\(\sqrt{2}\) is irrational

\(\boxed{\text{Theorem A. } \sqrt{2} \notin \mathbb{Q}}\)

\(\text{Proof. }\)

\(\vdash \neg A\)

\[ \begin{align} \neg (\sqrt{2} &\notin \mathbb{Q})\\ \sqrt{2} &\in \mathbb{Q} \end{align} \]

\(\text{Definition B. } \mathbb{Q} := \{\frac{a}{b} \mid b \not= 0 \land \gcd(a, b) = 1\}\)

\((m, n) := (a, b) \in \mathbb{Z}^2: b \not= 0 \land \gcd(a, b) = 1 \land \sqrt{2} = \frac{a}{b}\)

\[ \begin{align}\\ \sqrt{2} &= \frac{m}{n}\\ (\sqrt{2})^2 &= (\frac{m}{n})^2\\ 2 &= \frac{m^2}{n^2}\\ 2n^2 &= m^2 \end{align} \]

\(\text{Lemma C. } \forall a \in \mathbb{Z}: a^2 \equiv a \pmod 2\)
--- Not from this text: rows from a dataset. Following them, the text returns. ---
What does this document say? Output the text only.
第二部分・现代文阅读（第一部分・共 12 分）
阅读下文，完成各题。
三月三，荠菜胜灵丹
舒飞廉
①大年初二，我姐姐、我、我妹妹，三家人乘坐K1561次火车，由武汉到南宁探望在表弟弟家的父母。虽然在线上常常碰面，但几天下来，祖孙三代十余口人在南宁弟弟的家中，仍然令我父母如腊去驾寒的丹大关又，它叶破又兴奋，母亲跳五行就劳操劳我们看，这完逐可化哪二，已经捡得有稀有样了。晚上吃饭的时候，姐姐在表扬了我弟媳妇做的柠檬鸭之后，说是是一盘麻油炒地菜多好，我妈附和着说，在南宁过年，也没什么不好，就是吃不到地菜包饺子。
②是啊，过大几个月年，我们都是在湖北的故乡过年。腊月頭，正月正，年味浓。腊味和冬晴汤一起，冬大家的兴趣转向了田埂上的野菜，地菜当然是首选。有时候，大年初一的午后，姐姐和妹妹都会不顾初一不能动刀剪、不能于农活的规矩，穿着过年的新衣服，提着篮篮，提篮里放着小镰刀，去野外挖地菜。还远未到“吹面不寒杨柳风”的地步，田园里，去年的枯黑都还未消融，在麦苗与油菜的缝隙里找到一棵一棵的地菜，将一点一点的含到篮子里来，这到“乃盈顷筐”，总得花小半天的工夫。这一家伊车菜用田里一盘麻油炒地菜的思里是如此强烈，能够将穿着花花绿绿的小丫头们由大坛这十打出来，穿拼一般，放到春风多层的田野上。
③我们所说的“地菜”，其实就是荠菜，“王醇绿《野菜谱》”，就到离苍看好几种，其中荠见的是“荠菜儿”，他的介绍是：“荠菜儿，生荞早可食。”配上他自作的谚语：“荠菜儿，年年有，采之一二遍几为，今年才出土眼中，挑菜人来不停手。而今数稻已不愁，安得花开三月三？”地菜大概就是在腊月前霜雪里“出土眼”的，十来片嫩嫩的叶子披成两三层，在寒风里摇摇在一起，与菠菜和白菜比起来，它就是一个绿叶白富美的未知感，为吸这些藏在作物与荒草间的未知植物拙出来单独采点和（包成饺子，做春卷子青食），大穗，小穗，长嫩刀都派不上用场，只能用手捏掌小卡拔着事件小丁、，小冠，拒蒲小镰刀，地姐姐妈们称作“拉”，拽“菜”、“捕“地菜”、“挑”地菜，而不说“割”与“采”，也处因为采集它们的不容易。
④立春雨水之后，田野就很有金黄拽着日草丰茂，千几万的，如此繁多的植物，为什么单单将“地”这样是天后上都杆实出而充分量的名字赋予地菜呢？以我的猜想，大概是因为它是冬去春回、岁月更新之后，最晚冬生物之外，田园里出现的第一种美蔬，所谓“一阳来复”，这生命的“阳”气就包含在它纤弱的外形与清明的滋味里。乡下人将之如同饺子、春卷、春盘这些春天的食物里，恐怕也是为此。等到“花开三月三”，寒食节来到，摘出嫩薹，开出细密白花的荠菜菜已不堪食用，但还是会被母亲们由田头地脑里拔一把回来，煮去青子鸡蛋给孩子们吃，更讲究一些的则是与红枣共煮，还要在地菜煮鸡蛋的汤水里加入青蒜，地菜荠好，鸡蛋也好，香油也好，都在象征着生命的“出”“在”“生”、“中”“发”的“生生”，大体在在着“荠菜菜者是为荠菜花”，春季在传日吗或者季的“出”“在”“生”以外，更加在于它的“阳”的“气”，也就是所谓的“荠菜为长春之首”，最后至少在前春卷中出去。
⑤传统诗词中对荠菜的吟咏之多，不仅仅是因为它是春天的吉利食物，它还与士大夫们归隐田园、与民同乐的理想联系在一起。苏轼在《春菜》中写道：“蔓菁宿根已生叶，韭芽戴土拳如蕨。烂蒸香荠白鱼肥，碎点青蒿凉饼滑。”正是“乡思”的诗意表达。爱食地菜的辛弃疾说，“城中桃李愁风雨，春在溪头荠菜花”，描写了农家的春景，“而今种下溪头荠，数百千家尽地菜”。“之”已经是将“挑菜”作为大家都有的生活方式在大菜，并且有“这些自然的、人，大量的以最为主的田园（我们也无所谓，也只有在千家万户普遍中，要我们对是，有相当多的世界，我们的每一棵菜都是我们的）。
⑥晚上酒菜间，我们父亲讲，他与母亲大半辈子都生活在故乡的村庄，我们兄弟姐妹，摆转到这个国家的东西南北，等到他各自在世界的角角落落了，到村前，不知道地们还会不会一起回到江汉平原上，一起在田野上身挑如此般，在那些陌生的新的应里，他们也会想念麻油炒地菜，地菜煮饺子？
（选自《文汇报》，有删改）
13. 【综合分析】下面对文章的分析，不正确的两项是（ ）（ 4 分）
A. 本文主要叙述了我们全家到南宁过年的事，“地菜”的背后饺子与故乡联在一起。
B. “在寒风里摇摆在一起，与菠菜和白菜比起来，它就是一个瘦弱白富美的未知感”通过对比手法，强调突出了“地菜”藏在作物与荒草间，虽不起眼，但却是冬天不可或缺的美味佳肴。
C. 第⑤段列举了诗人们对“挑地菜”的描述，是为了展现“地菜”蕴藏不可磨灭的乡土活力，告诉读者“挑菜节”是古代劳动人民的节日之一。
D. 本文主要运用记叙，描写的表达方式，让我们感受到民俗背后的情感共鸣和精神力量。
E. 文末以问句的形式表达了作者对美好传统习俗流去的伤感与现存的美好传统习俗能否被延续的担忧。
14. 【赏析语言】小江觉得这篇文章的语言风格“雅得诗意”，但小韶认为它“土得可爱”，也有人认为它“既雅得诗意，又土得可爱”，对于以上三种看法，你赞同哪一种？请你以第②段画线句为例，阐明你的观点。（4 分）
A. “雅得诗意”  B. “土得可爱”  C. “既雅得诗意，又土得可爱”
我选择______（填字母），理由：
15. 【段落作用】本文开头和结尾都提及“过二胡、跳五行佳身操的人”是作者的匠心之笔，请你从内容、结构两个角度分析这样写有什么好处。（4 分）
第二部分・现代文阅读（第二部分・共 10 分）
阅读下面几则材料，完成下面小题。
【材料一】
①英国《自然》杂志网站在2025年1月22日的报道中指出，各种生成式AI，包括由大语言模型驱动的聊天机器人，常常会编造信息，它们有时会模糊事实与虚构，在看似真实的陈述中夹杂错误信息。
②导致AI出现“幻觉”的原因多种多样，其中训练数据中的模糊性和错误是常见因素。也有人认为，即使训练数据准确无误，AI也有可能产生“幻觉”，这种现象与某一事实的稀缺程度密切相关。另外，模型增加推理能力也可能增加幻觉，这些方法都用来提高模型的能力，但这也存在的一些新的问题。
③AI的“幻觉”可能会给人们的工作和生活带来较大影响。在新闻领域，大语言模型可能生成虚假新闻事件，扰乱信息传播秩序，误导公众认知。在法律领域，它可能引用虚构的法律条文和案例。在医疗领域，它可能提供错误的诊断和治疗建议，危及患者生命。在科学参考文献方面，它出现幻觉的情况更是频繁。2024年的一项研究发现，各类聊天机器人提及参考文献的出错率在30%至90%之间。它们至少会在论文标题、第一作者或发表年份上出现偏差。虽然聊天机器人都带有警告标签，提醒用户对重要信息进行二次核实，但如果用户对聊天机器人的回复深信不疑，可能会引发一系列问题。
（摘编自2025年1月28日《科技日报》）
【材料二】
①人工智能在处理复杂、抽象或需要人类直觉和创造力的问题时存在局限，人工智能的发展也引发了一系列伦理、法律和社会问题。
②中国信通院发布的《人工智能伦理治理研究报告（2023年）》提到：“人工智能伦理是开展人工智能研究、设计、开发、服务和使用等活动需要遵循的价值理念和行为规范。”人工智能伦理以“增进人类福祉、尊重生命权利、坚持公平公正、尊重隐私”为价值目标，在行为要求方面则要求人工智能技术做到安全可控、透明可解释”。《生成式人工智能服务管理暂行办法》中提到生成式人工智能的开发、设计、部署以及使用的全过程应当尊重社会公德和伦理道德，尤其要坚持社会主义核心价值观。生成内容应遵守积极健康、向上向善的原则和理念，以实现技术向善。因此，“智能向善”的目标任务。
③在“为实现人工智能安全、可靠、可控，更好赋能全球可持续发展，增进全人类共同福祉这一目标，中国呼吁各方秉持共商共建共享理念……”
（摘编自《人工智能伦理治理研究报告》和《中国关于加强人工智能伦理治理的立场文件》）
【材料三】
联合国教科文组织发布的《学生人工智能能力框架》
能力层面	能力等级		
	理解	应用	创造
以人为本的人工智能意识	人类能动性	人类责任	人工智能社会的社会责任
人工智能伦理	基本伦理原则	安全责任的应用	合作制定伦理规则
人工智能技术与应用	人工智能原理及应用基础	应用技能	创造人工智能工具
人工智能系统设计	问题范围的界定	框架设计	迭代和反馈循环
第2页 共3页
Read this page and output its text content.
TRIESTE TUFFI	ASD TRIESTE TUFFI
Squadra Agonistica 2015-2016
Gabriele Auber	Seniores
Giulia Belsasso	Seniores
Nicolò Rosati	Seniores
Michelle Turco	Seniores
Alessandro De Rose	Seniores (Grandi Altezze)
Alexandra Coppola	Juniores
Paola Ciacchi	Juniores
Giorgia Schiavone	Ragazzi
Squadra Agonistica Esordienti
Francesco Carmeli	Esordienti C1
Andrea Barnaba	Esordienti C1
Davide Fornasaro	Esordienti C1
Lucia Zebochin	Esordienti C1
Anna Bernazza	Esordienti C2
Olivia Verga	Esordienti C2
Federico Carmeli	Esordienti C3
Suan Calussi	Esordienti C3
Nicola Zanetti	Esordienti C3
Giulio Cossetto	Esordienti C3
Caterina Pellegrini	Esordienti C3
\[ \begin{align} m^2 &\equiv m \pmod 2 \end{align} \]

\(\text{Lemma D. } \forall a, b, c \in \mathbb{Z}: a \equiv b \pmod c \iff \exists d \in \mathbb{Z}(a = cd + b)\)

\[ \begin{align} 2n^2 &= m^2\\ m^2 &\equiv 0 \pmod 2 \end{align} \]

\(m^2 \equiv m \pmod 2 \land m^2 \equiv 0 \pmod 2 \implies m \equiv 0 \pmod 2\)

\[ \begin{align} \exists a \in \mathbb{Z}: m &= 2a \end{align} \]

\(k := a \in \mathbb{Z}: m = 2a\)

\[ \begin{align} 2n^2 &= m^2\\ 2n^2 &= (2k)^2\\ 2n^2 &= 4k^2\\ n^2 &= 2k^2\\ n^2 &\equiv 0 \pmod 2 \end{align} \]

\(n^2 \equiv 0 \pmod 2 \land n^2 \equiv n \pmod 2 \implies n \equiv 0 \pmod 2\)

\[ \begin{align} \exists a \in \mathbb{Z}: n &= 2a \end{align} \]

\(l := a \in \mathbb{Z}: n = 2a\)

\(\text{Lemma E. } \forall a, b, c \in \mathbb{Z}: c \mid a \land c \mid b \implies \gcd(a, b) \ge |c|\)

\(m = 2k \land n = 2l \implies 2 \mid m \land 2 \mid n \implies \gcd(m, n) \ge 2 \text{ ↯}\)

\(\therefore \sqrt{2} \notin \mathbb{Q} \text{ } \square\)